You will find by the inclosed Gazette Madam, an Account of our Celebration of the Anniversary of Independence. Every thing was conducted with the utmost order and decency—in one word, We were merry and wise.2
Mr. A. left this place the 2d. of this month for Paris. Mr. D. and your Son John set out on their Journey for Petersbourg the 7th of this month; Master Charles and I keep House together, with one Man Servant and three Women Servants.
Mr. Guild has this moment come in to see me. I never in my life saw a Man more matrimonially
mad, and more impatient to get home. I am as impatient as he can be to be here, and really he
has talked, preached, and dwelt so everlastingly upon Matrimony, that I feel my head and heart
not a little deranged, and have almost fallen into that infirmity
of Madness with him. Is all this Sympathy, Compassion, fellow feeling or personal Propensity
to that State of life? I have at 187this
moment the Care of a Family, and am at the head of it, without Wife and without Children—or in
other words a Batchelor learning to keep House, the Expences of a Family &c. &c.,
which I hope will be some recommendation of me to my “Fair
American.” I think I do tolerably well, at least I may say so, for there is nobody
either to contradict me or stand Trumpeter for me.
I intended to have wrote a long Letter when I begun; but since writing the above I have had a hint to close immediately, but cannot do it without informing You, that Mr. A. is in good health and Spirits at Paris, as I am just informed by a Person directly from thence. Pray acquaint my dear Parents and family that I am very well at present—I have not time to add a line to them. Oh! how happy should I be to embrace this Opportunity to go home, or some where out of this Capitol of Mammon. I never was so thoroughly tired of any Spot of Creation as this Atom stolen from the dominion of Neptune. I cannot live here I think.—'Till within this fortnight I have not been too well, nor very sick, but I impute it in part to the want of an old Companion, the Salt Rheum, which however has at length returned to renew its acquaintance.

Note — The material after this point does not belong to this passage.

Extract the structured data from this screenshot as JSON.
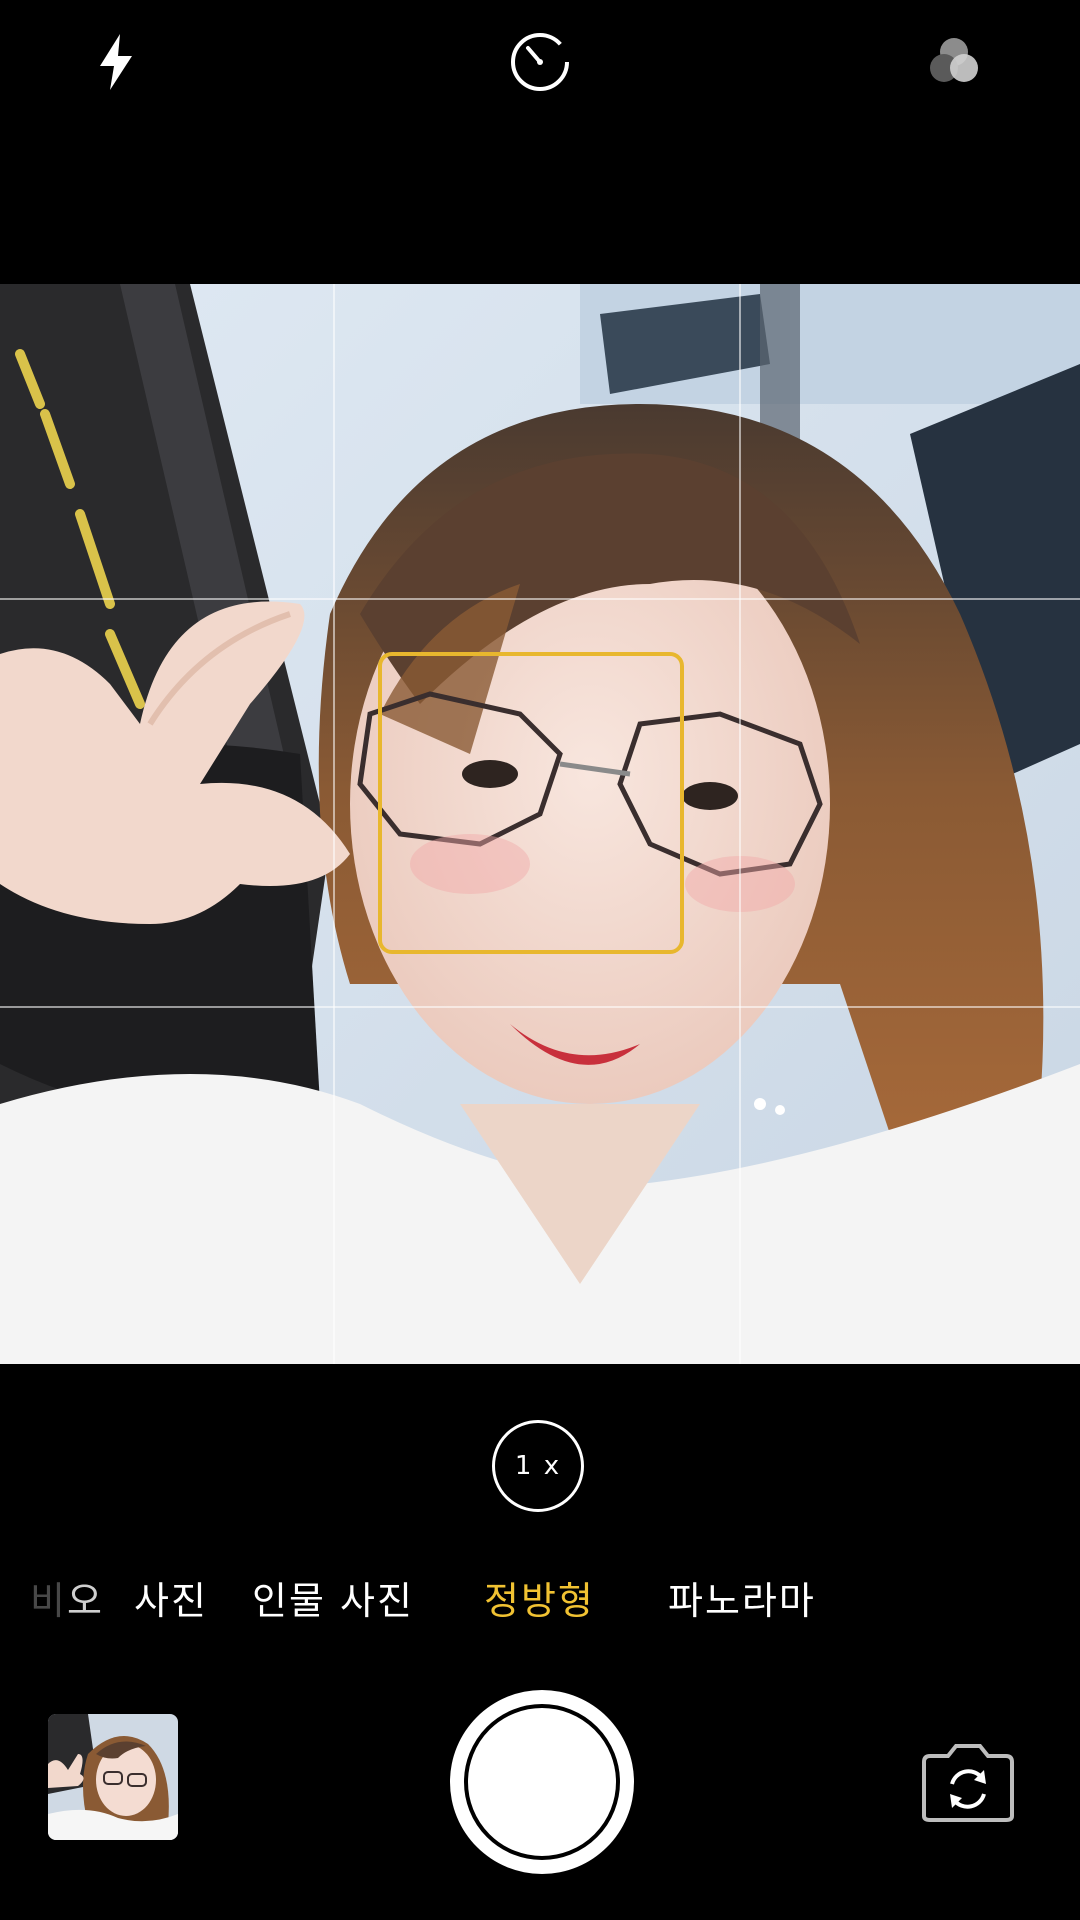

In her letter to Thaxter of 8 Dec. 1780, above, AA acknowledged several letters from him, the latest dated 3 Sept. 1780 (not found). None from him were acknowledged in subsequent letters from her up to the present date, though several are in the Adams Papers and are printed above. They were perhaps all sent together with the present letter.
There is a very full and engaging account of this celebration, which lasted from dawn till
midnight, reprinted from an Amsterdam paper, in the Boston
Gazette, 24 Sept. 1781, p. 3, cols. 1–2. It is also mentioned by JQA in
his Diary under 4 July, although he and CA did not attend.